Saturday, November 24, 2007

Side door of your garage

Take a good look at the exterior door on your garage. If it's like most others here in south Florida the bottom of the door jambs are going to have decay. In some cases that decay will still be in the early stages and only show as a discoloration on the bottom six inches of the jambs. On most you will have active rot and will be able to stick your finger right into the wood of the jamb. In all likelihood the rot will also have extended to the bottom corner of the door on the hinge side. If your house was built in the past 20 years the door will probably be steel and you'll have rot and rust! While you're there notice that your hinges are rusted and look nasty and the lock and deadbolt hardly work at all. Most people use these doors so infrequently that they don't notice the damage at all until the day the door won't close or the lock won't lock. This happens because the doors were installed without being painted first. A coat of primer and some topcoat on the bottom and top of these doors would go a long way toward making them last. Unfortunately the carpenters didn't paint and the painters rarely removed exterior doors to paint the bottoms.

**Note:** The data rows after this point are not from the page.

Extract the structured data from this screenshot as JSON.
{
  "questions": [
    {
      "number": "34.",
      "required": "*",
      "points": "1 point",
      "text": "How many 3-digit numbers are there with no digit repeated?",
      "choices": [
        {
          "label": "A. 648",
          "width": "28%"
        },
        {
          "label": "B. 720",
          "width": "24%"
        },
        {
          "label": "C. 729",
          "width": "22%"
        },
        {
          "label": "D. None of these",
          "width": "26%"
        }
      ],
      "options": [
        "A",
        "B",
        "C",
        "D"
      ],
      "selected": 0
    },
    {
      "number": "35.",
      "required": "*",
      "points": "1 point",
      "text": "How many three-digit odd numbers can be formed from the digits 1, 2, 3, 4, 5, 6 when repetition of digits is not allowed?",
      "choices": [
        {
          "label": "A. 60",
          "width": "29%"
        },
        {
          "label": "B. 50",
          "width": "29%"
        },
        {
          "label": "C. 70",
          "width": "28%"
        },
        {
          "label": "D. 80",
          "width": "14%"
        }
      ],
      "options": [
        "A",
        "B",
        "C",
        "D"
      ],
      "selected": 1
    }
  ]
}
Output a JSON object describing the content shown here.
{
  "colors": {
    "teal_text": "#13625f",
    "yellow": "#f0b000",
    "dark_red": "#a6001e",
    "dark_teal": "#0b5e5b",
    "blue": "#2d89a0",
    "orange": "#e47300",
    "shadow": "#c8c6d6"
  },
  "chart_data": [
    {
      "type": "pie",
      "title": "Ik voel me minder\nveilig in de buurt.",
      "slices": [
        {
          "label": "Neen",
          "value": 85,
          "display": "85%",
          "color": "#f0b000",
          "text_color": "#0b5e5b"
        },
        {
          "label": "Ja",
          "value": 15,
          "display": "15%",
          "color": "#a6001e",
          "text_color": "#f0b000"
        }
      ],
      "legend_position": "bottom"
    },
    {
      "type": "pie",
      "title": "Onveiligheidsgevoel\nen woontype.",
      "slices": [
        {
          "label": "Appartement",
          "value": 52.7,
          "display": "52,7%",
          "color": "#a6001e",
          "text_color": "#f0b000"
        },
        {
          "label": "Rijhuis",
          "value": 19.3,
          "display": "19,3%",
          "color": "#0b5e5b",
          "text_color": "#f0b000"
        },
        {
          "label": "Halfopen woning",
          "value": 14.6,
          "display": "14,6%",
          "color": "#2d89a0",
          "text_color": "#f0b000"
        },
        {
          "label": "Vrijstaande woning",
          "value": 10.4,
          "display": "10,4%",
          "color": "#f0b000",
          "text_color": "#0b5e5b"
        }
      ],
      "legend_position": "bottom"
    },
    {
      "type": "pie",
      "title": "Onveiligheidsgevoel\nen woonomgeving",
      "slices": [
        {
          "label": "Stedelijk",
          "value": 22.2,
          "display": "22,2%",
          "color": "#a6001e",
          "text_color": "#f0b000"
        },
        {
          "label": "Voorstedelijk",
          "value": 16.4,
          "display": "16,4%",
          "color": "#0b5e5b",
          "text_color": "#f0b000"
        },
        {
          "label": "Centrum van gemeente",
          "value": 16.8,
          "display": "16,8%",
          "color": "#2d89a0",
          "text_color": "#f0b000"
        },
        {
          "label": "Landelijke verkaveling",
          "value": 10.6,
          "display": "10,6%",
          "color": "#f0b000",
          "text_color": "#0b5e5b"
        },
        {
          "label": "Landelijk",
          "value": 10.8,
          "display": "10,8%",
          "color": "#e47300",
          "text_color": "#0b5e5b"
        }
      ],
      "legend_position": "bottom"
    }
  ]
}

You may be wondering why you should be concerned with a door you rarely use or see. What you can't see is that in all likelihood your door is held in the rough opening with 6 or 8 nails. They may be just as rusty as the hinges and have lost most of their holding power. In a hurricane strong winds and suction could rip your door off it's hinges or even rip the whole assembly out of the rough opening. Losing a door or window allows hurricane force winds into your house which pushes up on your roof and there goes your house.

Trying to repair what's there is a waste of time and money. We can repair the wood jambs with epoxies, replace the hinges and install new locksets but those repairs rarely last long, never look good and aren't cost effective.

Technology may seem like a strange word to use in relation to carpentry but it's not. There are all sorts of high tech products out there now that are used for making doors, jambs, hinges etc., that won't rot or rust. We use storm rated fiberglass doors with PVC interiors, PVC jambs and stainless steel hinges. Unlike wood fiberglass won't rot, unlike steel it won't rust. Since moisture can't get behind it a good paint job can last 10 years or more. PVC jambs are made of the same material that your plumbing pipes are so obviously water won't hurt them and stainless hinges and screws won't rust and corrode. If you go ahead and install a quality stainless lockset you'll have a door that won't need any anymore than cosmetic maintenance for years to come. Before we install a new door we fasten the wood bucks to the concrete block with about 24 concrete screws. Once we have the bucks secure we install the jambs to the bucks with about 24 stainless steel screws. Once we have the door installed in the jambs and everything is working properly we spray polyurethane foam in the gap between the buck and jamb. The foam is not only an air barrier but also a super strong adhesive that glues the block, bucks and jambs together. Now you have a door assembly that isn't going to fail during a hurricane.